Un observatoire de la taille d’un bus, bardé d’instruments capables de sonder les recoins les plus obscurs du cosmos, repose désormais scellé dans la coiffe d’une Falcon Heavy sur le pas de tir LC-39A du Kennedy Space Center, prêt à fendre le ciel de Floride dimanche 30 août à 7h26 EDT (13h26 heure de Paris).
Le Nancy Grace Roman Space Telescope, baptisé en hommage à la « mère de Hubble », celle qui porta à bout de bras le programme d’astronomie spatiale de la NASA dans les années 1960, représente un bond vertigineux par rapport à son illustre prédécesseur. Son champ de vision est 100 fois plus large que celui de Hubble, une focale panoramique qui lui permettra de cartographier des centaines de millions de galaxies en une fraction du temps qu’il aurait fallu à l’ancien télescope pour effleurer la même surface céleste. Et le prix de cette ambition démesurée ? Environ 4 milliards de dollars, selon les estimations confirmées par Reuters.
SpaceX a transporté l’observatoire le 25 août au soir, en convoi depuis le Payload Hazardous Servicing Facility jusqu’à son hangar du LC-39A, puis l’a arrimé à la fusée avant le roll-out. Une revue d’aptitude au lancement (Launch Readiness Review), réunissant les équipes de la NASA et de SpaceX, devait valider vendredi 28 août les derniers paramètres de la mission.
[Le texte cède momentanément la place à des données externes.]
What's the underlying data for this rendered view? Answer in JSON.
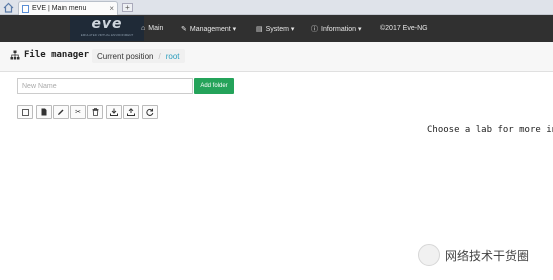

Chaque étape de cette chorégraphie logistique, rodée par des dizaines de lancements lourds, dissimule pourtant une tension sourde… car Roman n’est pas un satellite de communication qu’on peut reconstruire en série.
La destination de l’engin se situe au point de Lagrange 2 Soleil-Terre (L2), ce poste d’observation gravitationnellement stable niché à environ 1,5 million de kilomètres de notre planète, dans la direction opposée au Soleil. Le télescope James Webb, lui qui vient de pointer avec son miroir infrarouge la meilleure candidate étoile trou noir jamais observée, occupe déjà ce voisinage depuis 2022, et Roman viendra enrichir cette avant-garde scientifique après un transit d’environ 30 jours suivi d’une phase de vérification de trois mois avant les premières observations.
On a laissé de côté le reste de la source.